- Born: 1984 (age 41–42) California, United States
- Education: University of Southern California
- Occupations: Entrepreneur, business executive
- Known for: Co-founding the sports information website the Bleacher Report

= Dave Nemetz =

American businessman

Dave Nemetz is an American entrepreneur and business executive best known for co-founding the sports information website the Bleacher Report. He also founded website Inverse in 2015, and was CEO of the company for its first years; he sold it in 2020.

== Early life and education==
Nemetz in a native of California and is a graduate of Menlo School and the University of Southern California.

==Career==
Nemetz co-founded Bleacher Report, Inc. in 2007 with three of his high school friends and served as the Vice President of Video and Business Development until 2012 when the company was acquired by Time Warner's Turner Sports for $170 million. He continued with the company for eight months after the acquisition and, afterward, advised and invested in other media companies such as Elite Daily and Bustle.
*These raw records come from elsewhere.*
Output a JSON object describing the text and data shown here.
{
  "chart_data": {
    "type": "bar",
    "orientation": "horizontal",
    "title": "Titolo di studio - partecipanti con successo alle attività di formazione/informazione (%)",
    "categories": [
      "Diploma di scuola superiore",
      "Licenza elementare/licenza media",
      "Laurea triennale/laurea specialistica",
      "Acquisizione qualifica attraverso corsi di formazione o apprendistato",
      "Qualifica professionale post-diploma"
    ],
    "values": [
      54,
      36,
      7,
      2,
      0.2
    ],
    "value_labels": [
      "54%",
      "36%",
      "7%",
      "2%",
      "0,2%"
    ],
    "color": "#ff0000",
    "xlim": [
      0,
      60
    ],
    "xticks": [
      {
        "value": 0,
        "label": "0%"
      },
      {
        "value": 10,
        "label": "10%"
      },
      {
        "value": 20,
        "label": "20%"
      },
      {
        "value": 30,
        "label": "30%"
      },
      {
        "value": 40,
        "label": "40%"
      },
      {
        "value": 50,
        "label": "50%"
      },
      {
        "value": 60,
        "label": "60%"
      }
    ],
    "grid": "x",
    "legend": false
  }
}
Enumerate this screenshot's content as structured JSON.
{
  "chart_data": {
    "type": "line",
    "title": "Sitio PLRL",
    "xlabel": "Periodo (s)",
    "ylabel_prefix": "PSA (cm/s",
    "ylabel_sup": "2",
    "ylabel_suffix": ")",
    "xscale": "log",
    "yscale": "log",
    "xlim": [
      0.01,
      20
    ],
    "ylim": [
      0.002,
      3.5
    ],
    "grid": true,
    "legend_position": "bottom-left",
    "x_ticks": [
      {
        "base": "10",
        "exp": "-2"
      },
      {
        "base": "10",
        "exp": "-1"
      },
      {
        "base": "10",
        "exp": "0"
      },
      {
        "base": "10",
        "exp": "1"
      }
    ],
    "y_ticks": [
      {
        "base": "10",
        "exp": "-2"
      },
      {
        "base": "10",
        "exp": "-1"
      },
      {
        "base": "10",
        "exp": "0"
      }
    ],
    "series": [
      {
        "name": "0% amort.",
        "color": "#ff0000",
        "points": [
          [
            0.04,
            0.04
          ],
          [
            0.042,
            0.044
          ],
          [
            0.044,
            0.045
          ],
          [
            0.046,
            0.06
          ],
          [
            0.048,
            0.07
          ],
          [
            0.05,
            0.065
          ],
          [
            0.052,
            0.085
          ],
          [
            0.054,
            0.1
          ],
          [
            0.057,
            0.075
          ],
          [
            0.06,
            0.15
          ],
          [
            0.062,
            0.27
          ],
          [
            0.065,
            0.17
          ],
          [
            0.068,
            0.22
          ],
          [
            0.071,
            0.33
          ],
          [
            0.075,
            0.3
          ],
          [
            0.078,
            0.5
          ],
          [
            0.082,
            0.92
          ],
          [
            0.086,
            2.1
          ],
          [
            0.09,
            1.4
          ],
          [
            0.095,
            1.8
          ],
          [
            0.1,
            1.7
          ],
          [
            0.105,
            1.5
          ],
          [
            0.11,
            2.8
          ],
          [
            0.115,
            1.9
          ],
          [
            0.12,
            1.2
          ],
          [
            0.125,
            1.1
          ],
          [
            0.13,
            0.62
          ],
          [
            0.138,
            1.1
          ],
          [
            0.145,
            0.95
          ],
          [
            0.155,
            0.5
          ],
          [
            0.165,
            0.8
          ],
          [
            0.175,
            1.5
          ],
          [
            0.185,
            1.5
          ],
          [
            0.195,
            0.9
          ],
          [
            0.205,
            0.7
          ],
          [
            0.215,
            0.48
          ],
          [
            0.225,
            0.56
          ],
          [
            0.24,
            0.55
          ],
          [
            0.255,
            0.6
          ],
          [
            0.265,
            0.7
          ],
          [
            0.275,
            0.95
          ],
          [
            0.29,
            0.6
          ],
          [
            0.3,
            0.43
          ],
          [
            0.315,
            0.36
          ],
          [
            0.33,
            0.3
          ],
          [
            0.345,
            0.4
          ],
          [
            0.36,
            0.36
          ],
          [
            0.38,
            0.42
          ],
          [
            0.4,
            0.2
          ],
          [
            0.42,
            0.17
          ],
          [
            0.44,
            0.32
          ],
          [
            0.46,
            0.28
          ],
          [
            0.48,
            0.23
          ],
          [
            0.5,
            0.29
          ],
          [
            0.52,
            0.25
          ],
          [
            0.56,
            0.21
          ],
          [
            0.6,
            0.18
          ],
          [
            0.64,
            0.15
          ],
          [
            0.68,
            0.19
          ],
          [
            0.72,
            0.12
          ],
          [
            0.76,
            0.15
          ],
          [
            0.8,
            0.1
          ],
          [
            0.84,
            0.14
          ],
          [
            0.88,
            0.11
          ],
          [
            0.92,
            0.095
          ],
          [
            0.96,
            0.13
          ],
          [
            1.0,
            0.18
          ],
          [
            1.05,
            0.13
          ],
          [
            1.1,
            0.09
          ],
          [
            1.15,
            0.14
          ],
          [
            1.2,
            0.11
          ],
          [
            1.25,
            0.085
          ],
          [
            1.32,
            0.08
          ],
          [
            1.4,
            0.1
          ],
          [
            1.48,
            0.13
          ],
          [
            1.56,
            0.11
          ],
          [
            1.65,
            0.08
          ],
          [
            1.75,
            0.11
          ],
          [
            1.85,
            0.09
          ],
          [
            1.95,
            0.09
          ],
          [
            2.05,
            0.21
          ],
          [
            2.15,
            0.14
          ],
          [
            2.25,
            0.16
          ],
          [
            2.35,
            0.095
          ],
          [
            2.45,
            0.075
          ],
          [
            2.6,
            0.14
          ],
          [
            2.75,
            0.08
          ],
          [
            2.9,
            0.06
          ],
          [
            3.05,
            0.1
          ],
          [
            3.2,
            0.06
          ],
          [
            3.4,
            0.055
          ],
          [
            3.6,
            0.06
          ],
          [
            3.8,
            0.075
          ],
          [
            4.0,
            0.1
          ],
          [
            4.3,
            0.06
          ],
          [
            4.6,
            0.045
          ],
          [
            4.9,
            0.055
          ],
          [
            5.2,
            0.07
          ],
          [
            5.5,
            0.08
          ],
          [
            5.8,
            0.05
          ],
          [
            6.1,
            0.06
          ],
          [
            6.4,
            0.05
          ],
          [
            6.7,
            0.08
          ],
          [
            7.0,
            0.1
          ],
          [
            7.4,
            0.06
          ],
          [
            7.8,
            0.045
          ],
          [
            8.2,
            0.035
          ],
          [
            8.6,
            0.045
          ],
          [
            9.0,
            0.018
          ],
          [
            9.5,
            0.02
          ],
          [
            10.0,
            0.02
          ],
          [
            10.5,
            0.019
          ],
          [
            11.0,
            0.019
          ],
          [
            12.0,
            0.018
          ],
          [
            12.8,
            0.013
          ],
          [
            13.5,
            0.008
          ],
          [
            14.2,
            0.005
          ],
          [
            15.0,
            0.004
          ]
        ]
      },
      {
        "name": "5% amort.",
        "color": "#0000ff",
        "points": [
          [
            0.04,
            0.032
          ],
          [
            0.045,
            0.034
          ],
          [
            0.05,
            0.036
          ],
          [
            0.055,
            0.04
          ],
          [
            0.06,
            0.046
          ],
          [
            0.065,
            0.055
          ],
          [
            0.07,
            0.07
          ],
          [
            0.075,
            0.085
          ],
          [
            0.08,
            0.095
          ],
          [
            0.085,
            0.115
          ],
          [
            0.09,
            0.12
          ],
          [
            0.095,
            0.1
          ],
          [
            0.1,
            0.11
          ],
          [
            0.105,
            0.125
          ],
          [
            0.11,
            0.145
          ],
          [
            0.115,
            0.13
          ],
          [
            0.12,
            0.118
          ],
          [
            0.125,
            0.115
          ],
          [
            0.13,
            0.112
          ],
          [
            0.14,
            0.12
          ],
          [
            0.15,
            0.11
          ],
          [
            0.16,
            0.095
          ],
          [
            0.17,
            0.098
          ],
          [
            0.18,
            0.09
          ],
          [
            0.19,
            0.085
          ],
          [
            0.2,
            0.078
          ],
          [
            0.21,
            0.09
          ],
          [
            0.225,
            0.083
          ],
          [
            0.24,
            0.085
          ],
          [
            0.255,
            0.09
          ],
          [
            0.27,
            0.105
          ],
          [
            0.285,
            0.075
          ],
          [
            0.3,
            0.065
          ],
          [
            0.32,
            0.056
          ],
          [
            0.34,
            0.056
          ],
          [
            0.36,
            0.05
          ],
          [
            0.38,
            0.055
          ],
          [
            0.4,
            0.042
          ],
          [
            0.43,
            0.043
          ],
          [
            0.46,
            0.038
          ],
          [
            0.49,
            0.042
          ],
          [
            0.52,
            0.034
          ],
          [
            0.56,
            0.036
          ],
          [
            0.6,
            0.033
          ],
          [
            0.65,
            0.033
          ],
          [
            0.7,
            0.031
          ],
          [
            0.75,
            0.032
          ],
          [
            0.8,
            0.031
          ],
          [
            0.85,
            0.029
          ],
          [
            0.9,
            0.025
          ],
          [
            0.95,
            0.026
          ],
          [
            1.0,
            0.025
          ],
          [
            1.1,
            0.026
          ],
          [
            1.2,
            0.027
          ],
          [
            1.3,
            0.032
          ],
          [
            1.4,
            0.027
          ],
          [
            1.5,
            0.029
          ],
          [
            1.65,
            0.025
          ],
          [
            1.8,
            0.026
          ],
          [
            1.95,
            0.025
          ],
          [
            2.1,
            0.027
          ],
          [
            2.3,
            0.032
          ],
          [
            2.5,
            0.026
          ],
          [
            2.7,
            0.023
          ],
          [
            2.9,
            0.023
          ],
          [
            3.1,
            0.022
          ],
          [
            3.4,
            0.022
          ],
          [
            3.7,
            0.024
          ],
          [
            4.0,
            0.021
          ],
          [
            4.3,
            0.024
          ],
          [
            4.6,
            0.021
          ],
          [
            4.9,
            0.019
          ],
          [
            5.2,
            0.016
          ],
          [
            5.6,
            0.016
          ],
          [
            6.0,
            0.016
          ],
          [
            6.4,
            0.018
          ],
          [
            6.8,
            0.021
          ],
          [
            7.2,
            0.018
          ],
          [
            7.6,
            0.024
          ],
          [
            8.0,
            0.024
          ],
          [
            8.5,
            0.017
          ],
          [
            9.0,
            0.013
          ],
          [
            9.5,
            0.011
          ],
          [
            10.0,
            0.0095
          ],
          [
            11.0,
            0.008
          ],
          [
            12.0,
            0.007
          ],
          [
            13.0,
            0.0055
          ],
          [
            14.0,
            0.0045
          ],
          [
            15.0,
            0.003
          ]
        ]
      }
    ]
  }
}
In 2015, he launched his second digital media venture, Inverse, which is geared toward millennial men. Nemetz started the company from seed funding with its headquarters in San Francisco, California and the editorial staff initially based in Brooklyn, New York. The headquarters has since been moved to SoHo, Manhattan, New York City.

He sold the publication to Bustle Digital Group in 2020 and left inverse in 2021.